The Assembly of Manitoba Chiefs calls on Premier Pallister to stop Manitoba’s divide and conquer tactics in child welfare reform
Jan 10, 2018
TREATY ONE TERRITORY _ The Assembly of Manitoba Chiefs (AMC) remains resolute that First Nations must lead child welfare reform in Manitoba, and calls on Manitoba Premier Brian Pallister to ensure Manitoba Minister of Families Scott Fielding respects First Nations jurisdiction and stops his continued divisive and unilateral approach to child welfare reform.
This reaffirmation is made on the occasion of comments last week by the federal government that the current child welfare system in Canada is a “humanitarian crisis” and its concern over the government of Manitoba’s plans to reform its First Nations child welfare system. It is also made on the heels of the government of Manitoba’s first meeting with its Child Welfare Review Committee.
“Premier Pallister committed to me that Manitoba will work together with the AMC on a number of issues including CFS reform, consistent with the province’s approach to reconciliation,” Grand Chief Arlen Dumas said.
Grand Chief continued “We told Minister Fielding exactly what we want, as First Nations grassroots citizens and Manitoba Chiefs’ positions are the same: take back jurisdiction of our children and enhance and support First Nations’ capacity in all areas. While Minister Fielding has said he is open to hearing what we have to say, he did not invite the AMC to participate on his legislative review committee. This is despite the fact the AMC is willing to work with Manitoba, and requested twice to assist in drafting or re-writing the CFS legislation.”

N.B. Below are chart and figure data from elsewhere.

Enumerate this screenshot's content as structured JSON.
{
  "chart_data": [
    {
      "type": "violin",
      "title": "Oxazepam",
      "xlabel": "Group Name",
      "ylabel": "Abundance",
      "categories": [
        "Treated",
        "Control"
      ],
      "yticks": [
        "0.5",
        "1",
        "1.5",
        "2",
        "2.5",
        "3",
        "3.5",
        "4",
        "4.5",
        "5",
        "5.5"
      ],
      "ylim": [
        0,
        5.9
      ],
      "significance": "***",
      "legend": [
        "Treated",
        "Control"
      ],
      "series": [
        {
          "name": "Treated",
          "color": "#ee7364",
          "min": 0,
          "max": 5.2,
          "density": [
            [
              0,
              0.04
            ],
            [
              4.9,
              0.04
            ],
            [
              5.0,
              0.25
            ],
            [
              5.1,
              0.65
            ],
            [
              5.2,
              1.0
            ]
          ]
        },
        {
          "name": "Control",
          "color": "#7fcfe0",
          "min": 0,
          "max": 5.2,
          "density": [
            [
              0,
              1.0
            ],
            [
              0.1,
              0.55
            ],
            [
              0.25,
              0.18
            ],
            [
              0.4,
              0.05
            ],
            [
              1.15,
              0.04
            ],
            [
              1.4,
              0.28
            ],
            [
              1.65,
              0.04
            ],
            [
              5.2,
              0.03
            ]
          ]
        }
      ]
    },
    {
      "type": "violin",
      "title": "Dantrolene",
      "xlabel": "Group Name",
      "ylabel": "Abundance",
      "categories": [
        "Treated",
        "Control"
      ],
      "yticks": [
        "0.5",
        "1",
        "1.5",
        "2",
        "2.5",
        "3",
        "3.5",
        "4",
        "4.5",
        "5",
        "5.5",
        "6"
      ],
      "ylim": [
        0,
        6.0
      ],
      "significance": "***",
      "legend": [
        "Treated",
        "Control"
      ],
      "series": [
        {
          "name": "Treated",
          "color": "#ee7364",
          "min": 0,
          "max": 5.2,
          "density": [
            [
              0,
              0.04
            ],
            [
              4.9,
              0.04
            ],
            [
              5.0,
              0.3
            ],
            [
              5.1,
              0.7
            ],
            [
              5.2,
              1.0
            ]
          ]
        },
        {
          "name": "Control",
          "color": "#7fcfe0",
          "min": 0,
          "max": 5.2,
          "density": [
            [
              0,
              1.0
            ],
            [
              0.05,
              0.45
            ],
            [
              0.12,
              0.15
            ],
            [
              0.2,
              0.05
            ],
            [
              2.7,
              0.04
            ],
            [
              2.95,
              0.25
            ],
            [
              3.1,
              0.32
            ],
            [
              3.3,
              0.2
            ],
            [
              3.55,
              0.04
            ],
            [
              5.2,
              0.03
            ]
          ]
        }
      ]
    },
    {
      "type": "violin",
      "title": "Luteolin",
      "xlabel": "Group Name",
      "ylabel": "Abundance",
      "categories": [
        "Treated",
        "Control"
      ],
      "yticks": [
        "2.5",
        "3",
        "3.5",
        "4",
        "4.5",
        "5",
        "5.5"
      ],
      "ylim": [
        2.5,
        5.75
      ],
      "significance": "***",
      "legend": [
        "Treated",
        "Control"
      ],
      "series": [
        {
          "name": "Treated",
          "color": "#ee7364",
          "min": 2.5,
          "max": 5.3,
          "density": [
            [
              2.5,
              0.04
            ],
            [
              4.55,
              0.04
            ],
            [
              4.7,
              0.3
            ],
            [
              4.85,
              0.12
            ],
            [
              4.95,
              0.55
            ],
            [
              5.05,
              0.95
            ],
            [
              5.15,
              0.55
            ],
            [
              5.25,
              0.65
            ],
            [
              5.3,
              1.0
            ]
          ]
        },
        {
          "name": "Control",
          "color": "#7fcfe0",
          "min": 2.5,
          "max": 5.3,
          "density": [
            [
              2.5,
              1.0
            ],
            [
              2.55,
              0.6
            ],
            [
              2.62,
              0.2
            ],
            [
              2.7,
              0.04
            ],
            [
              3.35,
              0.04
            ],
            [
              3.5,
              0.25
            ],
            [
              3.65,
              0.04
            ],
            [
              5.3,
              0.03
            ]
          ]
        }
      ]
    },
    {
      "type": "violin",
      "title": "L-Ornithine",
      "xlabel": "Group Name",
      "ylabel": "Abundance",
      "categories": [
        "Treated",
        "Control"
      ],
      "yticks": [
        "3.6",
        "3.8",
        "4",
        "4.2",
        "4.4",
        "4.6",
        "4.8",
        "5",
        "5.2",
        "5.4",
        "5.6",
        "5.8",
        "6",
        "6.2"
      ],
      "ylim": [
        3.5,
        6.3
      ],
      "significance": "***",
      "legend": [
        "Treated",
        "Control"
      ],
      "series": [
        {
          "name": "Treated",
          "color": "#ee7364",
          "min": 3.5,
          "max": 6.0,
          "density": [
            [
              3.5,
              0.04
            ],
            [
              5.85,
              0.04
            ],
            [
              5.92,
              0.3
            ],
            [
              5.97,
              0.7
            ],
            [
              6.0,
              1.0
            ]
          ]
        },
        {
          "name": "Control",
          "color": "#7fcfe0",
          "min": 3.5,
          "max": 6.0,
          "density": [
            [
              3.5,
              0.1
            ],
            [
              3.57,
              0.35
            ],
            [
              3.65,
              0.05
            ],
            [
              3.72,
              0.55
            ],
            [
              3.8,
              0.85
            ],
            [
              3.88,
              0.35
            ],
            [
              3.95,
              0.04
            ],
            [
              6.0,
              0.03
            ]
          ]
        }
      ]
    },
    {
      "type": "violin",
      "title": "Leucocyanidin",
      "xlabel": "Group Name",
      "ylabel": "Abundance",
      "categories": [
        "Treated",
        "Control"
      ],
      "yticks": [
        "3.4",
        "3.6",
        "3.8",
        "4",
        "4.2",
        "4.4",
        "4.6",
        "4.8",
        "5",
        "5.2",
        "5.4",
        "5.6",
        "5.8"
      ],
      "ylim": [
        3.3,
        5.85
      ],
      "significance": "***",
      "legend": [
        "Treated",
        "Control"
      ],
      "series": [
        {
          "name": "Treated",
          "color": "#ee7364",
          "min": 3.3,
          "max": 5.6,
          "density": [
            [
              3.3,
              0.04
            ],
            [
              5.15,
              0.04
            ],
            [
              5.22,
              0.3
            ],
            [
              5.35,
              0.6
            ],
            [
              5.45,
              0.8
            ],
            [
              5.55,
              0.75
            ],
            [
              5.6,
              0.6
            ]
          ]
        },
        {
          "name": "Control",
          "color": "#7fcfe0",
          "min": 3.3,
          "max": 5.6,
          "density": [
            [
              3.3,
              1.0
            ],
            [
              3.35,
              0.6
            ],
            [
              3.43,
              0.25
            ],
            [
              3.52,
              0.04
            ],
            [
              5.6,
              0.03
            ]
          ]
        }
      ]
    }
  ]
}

This position is consistent with the December 19, 2017 resolution of the AMC Executive Council of Chiefs. It includes opposing the Province of Manitoba’s Child Welfare System Reform and its promotion of permanent guardianship of First Nations children and of Social Impact Bonds. The AMC resolution also demands that the Province of Manitoba cease any further unilateral actions that purport to reform the Manitoba Child and Family Services system. Once again, the AMC leadership was unified in its call for a complete overhaul of the current system that was built on colonial policies and practices that have failed our children and families for decades.
Grand Chief Arlen Dumas stated “the Chiefs-in-Assembly has been clear: First Nations must assert their inherent jurisdiction over our children and families caught in the current CFS system. First Nations must completely reform the system, and have the Province of Manitoba be accountable to First Nations in the area of child and family services. The leadership has directed me to take all necessary steps to prevent the unilateral reform of Manitoba’s child welfare system by the province.”
Last December, a Memorandum of Understanding was presented to the AMC Chiefs-in-Assembly, signed between the AMC and Government of Canada and endorsed by the AMC Executive Council of Chiefs. It begins discussions between the AMC and Canada on Manitoba First Nations’ inherent jurisdiction over the well-being of First Nations families and children and reform of the federal First Nations Child and Family Services Program. As part of this MOU, the Province of Manitoba will be invited to participate in discussions regarding issues and at times and on terms as agreed by the AMC and the Government of Canada.
Grand Chief Dumas concluded: “The legislation reform is an on-going contentious issue, but it doesn’t have to be. We know what our children and families need, so let us get the work done and bring our children home. I look forward to Premier Pallister ensuring his Minister works with the AMC to get this done.”
About the Assembly of Manitoba Chiefs
The AMC was formed in 1988 by the Chiefs in Manitoba to advocate on issues that commonly affect First Nations in Manitoba. AMC represents 62 of the 63 First Nations in Manitoba with a total of more than 151,000 First Nation citizens in the province, accounting for approximately 12 per cent of the provincial population. AMC represents a diversity of Anishinaabe (Ojibway), Nehetho (Cree), Oji-Cree, Dene and Dakota people and traditions.